Améliorer la transparence du financement des entreprises éditrices de presse
ï Dès lors qu'un actionnaire détient au moins 5% des parts d'un média (contre 10% aujourd'hui), son identité physique devra être rendue publique
ï De même, les lecteurs devront être informés lorsqu'un article traite d'un sujet en lien avec un actionnaire détenant au moins 5% du capital de l'entreprise éditrice.
Réviser la législation pour faire respecter les droits voisins
ï Poursuivre le processus engagé par l'OCDE pour un taux minimal d'imposition des GAFAM et des multinationales en général.
ï Taxer les annonceurs à hauteur de 1% de leurs dépenses publicitaires en ligne.
ï Affecter une partie de la taxe GAFAM au soutien à l'audiovisuel public et la presse d'information.
Garantir l'avenir de l'AFP et de l'audiovisuel public
ï Sanctuariser les institutions que sont l'AFP et l'audiovisuel public. Celles-ci doivent demeurer indépendantes.
ï Remplacer l'actuelle contribution sur l'audiovisuel public par une redevance obligatoire, universelle évolutive en fonction des revenus, qui porte sur l'ensemble des supports (TV, smartphone, tablette, ordinateur).
Publicité
ï Obliger les annonceurs à diversifier leur achat d'espaces publicitaires dans les médias. Interdiction d'investir plus de 25% sur le même support: télévision, radio, Google ou Facebook.
ï Respecter le principe de «à programme local, publicité locale» et ne pas remettre en cause le dispositif encadrant la publicité segmentée.
Encourager la production française et européenne pour faire face aux GAFAM
ï Lancer une plateforme européenne pour garantir une souveraineté numérique en termes de production face aux plateformes américaines. Une initiative que la France devrait prendre pendant la présidence de l'Union européenne.
IV/-Accroitre l'autorité du régulateur
L'ARCOM dispose d'un large éventail de sanctions, celles-ci sont cependant peu utilisées et perdent de ce fait leur caractère préventif puisque le volet répressif n'est pas ou peu appliqué.
ï Renforcer ses prérogatives pour sanctionner de façon effective. Ajout d'une sanction de rétrogradation dans les créneaux hertziens mis à disposition par l'Etat lors de la révision du contrat.

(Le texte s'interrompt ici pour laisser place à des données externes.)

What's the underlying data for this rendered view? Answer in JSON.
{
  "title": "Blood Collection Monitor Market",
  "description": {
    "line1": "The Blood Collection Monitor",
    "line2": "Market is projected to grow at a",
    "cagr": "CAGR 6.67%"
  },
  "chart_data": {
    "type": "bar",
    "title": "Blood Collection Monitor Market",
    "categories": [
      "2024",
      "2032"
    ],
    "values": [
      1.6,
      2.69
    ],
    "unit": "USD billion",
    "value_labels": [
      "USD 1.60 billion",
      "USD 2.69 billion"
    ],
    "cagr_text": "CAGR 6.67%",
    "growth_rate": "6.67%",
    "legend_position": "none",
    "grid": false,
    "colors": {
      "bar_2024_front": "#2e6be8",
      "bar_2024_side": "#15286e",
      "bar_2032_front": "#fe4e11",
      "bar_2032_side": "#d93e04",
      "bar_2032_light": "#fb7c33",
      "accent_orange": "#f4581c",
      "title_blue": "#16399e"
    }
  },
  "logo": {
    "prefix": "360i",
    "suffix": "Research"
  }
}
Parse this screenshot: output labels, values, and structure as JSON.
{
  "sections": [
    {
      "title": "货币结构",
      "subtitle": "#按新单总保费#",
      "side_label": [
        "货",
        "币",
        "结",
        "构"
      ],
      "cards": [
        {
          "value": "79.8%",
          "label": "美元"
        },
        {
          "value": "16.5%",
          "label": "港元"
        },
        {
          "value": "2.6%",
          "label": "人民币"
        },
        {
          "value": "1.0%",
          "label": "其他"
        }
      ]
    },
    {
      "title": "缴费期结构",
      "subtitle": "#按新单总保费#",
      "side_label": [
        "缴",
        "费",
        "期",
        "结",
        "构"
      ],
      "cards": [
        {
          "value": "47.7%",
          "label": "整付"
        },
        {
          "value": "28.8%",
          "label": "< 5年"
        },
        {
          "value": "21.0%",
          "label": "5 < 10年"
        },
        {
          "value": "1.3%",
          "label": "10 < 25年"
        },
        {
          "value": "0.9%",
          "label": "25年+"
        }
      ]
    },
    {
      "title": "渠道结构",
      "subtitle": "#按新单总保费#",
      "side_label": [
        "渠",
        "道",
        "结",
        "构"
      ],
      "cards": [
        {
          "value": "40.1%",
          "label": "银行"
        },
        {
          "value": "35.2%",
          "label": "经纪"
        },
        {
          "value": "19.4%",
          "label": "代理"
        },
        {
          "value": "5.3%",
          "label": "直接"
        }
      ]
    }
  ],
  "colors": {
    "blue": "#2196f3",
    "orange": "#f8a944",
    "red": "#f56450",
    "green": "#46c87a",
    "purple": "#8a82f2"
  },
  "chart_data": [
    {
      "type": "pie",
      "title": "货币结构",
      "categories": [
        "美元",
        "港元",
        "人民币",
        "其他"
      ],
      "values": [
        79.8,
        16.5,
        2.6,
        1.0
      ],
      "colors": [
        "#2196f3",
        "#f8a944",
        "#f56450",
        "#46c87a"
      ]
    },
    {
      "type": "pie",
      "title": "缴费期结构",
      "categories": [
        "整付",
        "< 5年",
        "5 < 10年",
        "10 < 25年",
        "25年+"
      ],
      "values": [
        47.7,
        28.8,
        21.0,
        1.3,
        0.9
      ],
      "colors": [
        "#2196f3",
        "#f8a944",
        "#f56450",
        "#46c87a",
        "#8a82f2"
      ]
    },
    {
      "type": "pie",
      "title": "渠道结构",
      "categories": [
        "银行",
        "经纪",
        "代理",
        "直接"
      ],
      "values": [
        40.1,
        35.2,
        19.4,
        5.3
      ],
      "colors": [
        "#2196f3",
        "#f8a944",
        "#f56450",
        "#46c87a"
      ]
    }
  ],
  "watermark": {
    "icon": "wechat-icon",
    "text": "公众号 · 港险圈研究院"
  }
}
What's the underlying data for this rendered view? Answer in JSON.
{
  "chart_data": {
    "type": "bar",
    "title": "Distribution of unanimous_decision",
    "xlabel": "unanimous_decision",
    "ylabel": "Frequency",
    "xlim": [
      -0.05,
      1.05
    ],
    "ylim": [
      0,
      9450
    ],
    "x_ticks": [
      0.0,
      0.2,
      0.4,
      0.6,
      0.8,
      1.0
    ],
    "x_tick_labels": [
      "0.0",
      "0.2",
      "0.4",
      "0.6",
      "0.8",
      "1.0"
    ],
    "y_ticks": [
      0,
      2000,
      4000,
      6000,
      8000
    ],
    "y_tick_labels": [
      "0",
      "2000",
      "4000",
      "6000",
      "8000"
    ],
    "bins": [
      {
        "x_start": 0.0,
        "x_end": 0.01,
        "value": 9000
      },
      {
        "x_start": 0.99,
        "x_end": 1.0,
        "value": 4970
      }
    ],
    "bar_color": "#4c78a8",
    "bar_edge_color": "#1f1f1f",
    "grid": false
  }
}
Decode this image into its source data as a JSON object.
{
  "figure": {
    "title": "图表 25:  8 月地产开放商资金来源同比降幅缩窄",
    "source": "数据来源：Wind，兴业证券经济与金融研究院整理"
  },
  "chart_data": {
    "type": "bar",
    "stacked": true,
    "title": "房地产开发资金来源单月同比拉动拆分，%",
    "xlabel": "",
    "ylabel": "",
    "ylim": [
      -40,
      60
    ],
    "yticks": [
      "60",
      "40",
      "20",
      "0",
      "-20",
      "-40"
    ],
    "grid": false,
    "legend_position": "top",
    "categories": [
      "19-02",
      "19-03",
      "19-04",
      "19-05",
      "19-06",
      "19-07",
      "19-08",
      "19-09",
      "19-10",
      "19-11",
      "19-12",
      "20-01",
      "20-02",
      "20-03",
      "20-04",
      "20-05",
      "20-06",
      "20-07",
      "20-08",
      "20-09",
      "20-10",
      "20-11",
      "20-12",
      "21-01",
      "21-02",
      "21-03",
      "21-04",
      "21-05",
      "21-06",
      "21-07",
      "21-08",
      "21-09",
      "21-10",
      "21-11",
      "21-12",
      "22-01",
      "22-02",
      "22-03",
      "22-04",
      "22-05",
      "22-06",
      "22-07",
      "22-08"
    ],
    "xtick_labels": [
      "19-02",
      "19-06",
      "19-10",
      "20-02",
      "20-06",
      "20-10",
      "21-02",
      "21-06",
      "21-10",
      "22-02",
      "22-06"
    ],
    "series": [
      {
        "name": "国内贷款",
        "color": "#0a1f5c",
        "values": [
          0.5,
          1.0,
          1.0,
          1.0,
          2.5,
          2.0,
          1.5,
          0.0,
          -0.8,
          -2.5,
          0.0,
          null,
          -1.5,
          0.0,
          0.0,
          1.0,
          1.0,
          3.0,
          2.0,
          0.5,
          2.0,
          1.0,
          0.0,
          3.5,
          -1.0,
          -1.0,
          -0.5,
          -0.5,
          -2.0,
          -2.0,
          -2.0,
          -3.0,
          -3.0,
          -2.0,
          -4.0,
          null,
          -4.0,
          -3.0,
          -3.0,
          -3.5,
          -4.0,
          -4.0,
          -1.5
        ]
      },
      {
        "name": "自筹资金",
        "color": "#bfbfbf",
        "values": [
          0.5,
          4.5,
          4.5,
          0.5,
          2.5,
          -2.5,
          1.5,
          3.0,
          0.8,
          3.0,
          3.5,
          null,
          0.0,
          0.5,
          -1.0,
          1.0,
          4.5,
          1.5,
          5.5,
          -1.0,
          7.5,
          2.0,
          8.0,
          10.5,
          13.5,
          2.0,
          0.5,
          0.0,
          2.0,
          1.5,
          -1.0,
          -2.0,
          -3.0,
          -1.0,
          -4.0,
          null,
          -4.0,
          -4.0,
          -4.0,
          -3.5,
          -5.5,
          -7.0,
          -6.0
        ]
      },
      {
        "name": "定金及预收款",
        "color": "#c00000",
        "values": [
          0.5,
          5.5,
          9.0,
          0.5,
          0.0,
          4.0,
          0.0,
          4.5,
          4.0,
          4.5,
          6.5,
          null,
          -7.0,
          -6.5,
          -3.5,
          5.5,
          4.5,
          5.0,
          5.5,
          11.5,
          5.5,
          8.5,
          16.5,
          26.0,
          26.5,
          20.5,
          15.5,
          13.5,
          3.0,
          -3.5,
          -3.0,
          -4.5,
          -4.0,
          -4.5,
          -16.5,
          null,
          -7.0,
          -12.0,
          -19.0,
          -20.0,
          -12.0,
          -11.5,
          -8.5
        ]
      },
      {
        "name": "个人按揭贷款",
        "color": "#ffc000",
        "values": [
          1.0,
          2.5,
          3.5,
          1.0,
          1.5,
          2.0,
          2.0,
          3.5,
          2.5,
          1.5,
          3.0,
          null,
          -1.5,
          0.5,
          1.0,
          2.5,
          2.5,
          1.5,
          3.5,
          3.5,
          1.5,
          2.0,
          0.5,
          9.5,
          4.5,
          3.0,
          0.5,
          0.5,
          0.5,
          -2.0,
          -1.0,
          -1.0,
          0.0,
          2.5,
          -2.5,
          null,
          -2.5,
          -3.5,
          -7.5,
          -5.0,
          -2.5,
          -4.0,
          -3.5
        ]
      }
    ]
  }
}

ï Nomination à l'ARCOM: Mettre fin à la nomination du président de l'ARCOM par la Président de la République. Réformer le mode de nomination des membres de l'ARCOM afin de garantir leur réelle indépendance. Ainsi, la moitié d'entre eux pourrait être désignée par les salariés des entreprises placés sous son autorité.
ï Interdiction pour les dirigeants de faire des aller/retour entre entreprises de l'audiovisuel public ou privé.
ï Augmenter le budget de l'ARCOM. Elle doit pouvoir exercer pleinement ses fonctions avec un budget qui lui permette de remplir ses missions renforcées.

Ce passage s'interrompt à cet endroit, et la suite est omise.